La spasticité est un symptôme très fréquent des maladies motrices d’origine cérébrale. Elle apparaît suite à une lésion du cerveau et/ou de la moelle épinière et résulte d’une libération insuffisante de GABA (acide gamma-aminobutyrique), un neurotransmetteur inhibiteur de la moelle épinière. Une hyperexcitabilité du réflexe myotatique accompagne cette défaillance.

Une spasticité sévère peut avoir des implications non négligeables, tant au niveau des activités quotidiennes que sur les possibilités fonctionnelles. Ces désagréments renferment d’avantage l’enfant dans son handicap et rendent l’intégration sociale difficile.

Le traitement de la spasticité approprié à l’enfant IMC constitue donc une étape importante de la recherche.

De nombreux traitements existent. Parmi ceux-ci, l’administration de baclofène par voie intrathécale peut constituer un traitement de choix lorsque le traitement médicamenteux classique par voie orale nécessite, afin d’obtenir l’effet désiré, des doses telles que s’ensuivent des effets secondaires indésirables ou lorsque les autres méthodes traditionnelles n’ont pas permis d’atteindre l’objectif fixé. Le baclofène ou Liorésal® est une substance chimiquement analogue au neurotransmetteur inhibiteur GABA. Il permet une réduction de la libération des neurotransmetteurs excitateurs tels que l’aspartate et le glutamate.

Le baclofène injecté par voie intrathécale est plus efficace que celui administré par voie orale, traversant difficilement la barrière hémato-encéphalique. De plus, l’ITB (baclofène intrathécal) réduit considérablement les effets secondaires.

Il est délivré dans la moelle épinière grâce à un cathéter amenant directement le médicament au contact des récepteurs de la moelle épinière. Une pompe contenant le baclofène est placée sous la peau, au niveau de l’abdomen.

Pour être inclus dans cette étude, les enfants devaient répondre à des critères de sélection précis. Pour évaluer l’efficacité du baclofène intrathécal, une période d’essai a été établie, suivie éventuellement de l’implantation de la pompe. Lors de cette période, l’enfant entre à l’hôpital pour cinq jours et reçoit chaque jour une dose croissante de baclofène par injection intrathécale. L’évolution de la spasticité est évaluée chaque jour deux heures après l’injection, et ce, à l’aide de trois échelles : l’échelle d’Ashworth, l’échelle de Tardieu et l’échelle d’Owestry.

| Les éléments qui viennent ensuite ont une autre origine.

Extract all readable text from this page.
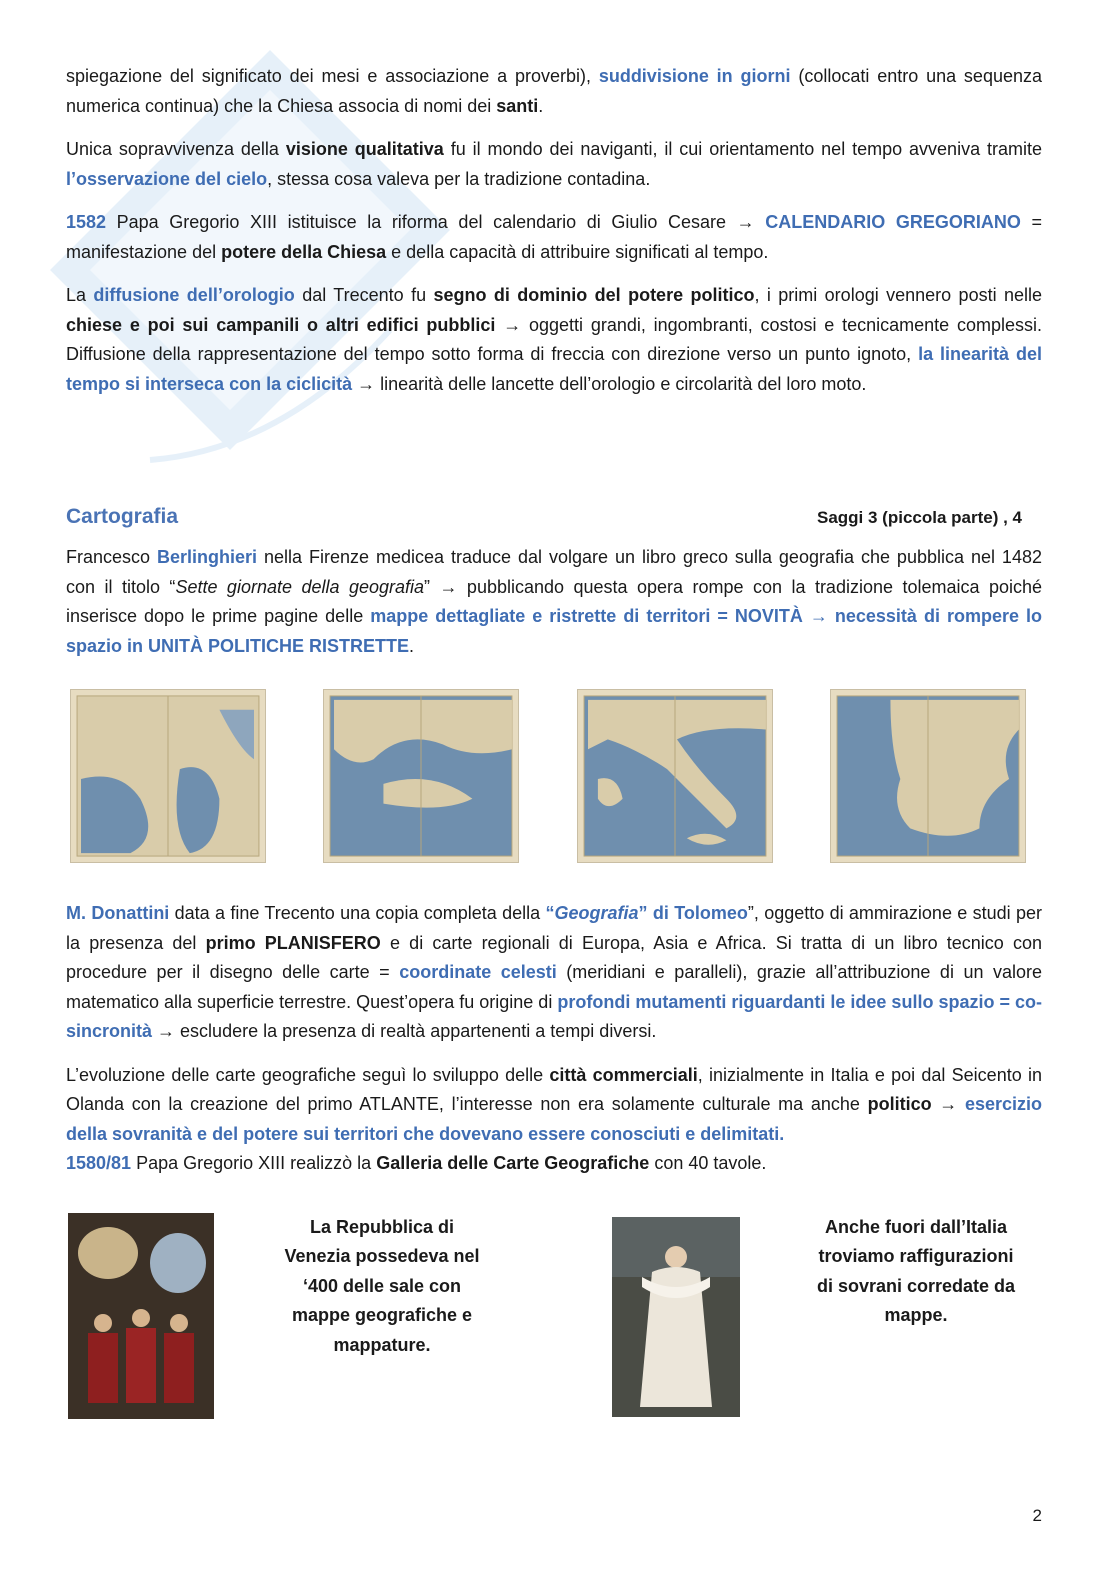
spiegazione del significato dei mesi e associazione a proverbi), suddivisione in giorni (collocati entro una sequenza numerica continua) che la Chiesa associa di nomi dei santi.

Unica sopravvivenza della visione qualitativa fu il mondo dei naviganti, il cui orientamento nel tempo avveniva tramite l’osservazione del cielo, stessa cosa valeva per la tradizione contadina.

1582 Papa Gregorio XIII istituisce la riforma del calendario di Giulio Cesare → CALENDARIO GREGORIANO = manifestazione del potere della Chiesa e della capacità di attribuire significati al tempo.

La diffusione dell’orologio dal Trecento fu segno di dominio del potere politico, i primi orologi vennero posti nelle chiese e poi sui campanili o altri edifici pubblici → oggetti grandi, ingombranti, costosi e tecnicamente complessi. Diffusione della rappresentazione del tempo sotto forma di freccia con direzione verso un punto ignoto, la linearità del tempo si interseca con la ciclicità → linearità delle lancette dell’orologio e circolarità del loro moto.

Cartografia	Saggi 3 (piccola parte) , 4

Francesco Berlinghieri nella Firenze medicea traduce dal volgare un libro greco sulla geografia che pubblica nel 1482 con il titolo “Sette giornate della geografia” → pubblicando questa opera rompe con la tradizione tolemaica poiché inserisce dopo le prime pagine delle mappe dettagliate e ristrette di territori = NOVITÀ → necessità di rompere lo spazio in UNITÀ POLITICHE RISTRETTE.

M. Donattini data a fine Trecento una copia completa della “Geografia” di Tolomeo”, oggetto di ammirazione e studi per la presenza del primo PLANISFERO e di carte regionali di Europa, Asia e Africa. Si tratta di un libro tecnico con procedure per il disegno delle carte = coordinate celesti (meridiani e paralleli), grazie all’attribuzione di un valore matematico alla superficie terrestre. Quest’opera fu origine di profondi mutamenti riguardanti le idee sullo spazio = co-sincronità → escludere la presenza di realtà appartenenti a tempi diversi.

L’evoluzione delle carte geografiche seguì lo sviluppo delle città commerciali, inizialmente in Italia e poi dal Seicento in Olanda con la creazione del primo ATLANTE, l’interesse non era solamente culturale ma anche politico → esercizio della sovranità e del potere sui territori che dovevano essere conosciuti e delimitati.
1580/81 Papa Gregorio XIII realizzò la Galleria delle Carte Geografiche con 40 tavole.

La Repubblica di Venezia possedeva nel ‘400 delle sale con mappe geografiche e mappature.
Anche fuori dall’Italia troviamo raffigurazioni di sovrani corredate da mappe.
2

Les premiers effets bénéfiques de l’administration de baclofène par voie intrathécale chez les enfants IMC ont été rapportés par Dralle et al. en 1985. La littérature décrit des résultats encourageants. Le traitement par injection intrathécale de baclofène est corrélé avec une diminution de la spasticité des membres inférieurs, une diminution de la douleur ainsi que du recours à la chirurgie orthopédique, une amélioration nette de la qualité de vie, du confort, des soins de nursing pour certains et des fonctions motrices pour d’autres.

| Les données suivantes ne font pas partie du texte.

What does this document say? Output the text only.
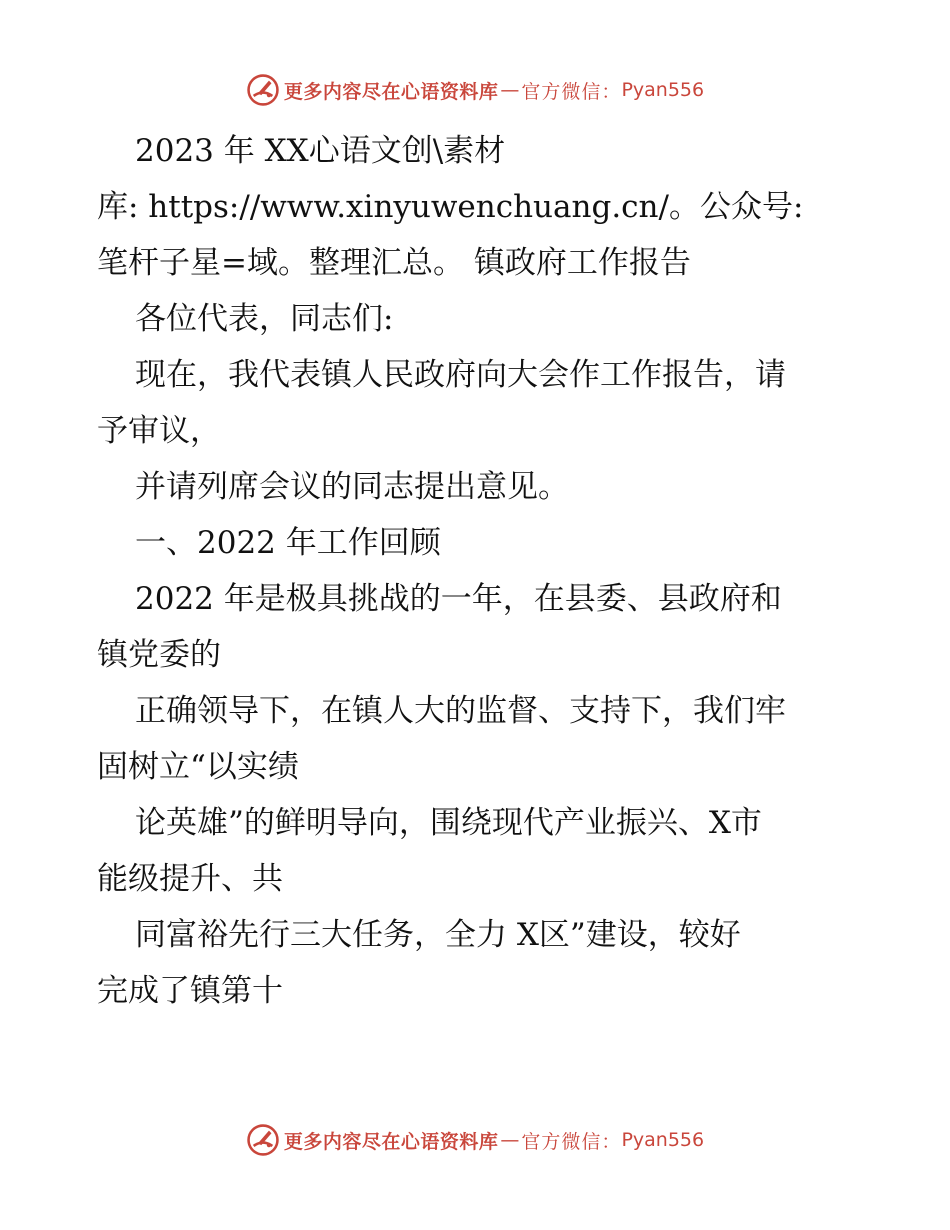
更多内容尽在心语资料库 — 官方微信： Pyan556
2023 年 XX心语文创\素材
库: https://www.xinyuwenchuang.cn/。公众号:
笔杆子星=域。整理汇总。 镇政府工作报告
各位代表，同志们:
现在，我代表镇人民政府向大会作工作报告，请
予审议，
并请列席会议的同志提出意见。
一、2022 年工作回顾
2022 年是极具挑战的一年，在县委、县政府和
镇党委的
正确领导下，在镇人大的监督、支持下，我们牢
固树立“以实绩
论英雄”的鲜明导向，围绕现代产业振兴、X市
能级提升、共
同富裕先行三大任务，全力 X区”建设，较好
完成了镇第十
更多内容尽在心语资料库 — 官方微信： Pyan556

Bien que le traitement par ITB (bacofène intrathécale) permette de réduire les doses de baclofène à administrer en agissant directement au niveau des récepteurs présynaptiques, il est cependant associé à certaines complications (liées au cathéter, aux infections, à la fuite de liquide céphalo-rachidien) dont les risques peuvent être fortement diminués, si l’évaluation et le suivi de l’enfant se font rigoureusement par une équipe pluridisciplinaire.

En conclusion, le traitement par injection intrathécale de baclofène pour les enfants IMC, encore peu connu dans nos pays, s’avère efficace pour la spasticité sévère et diffuse.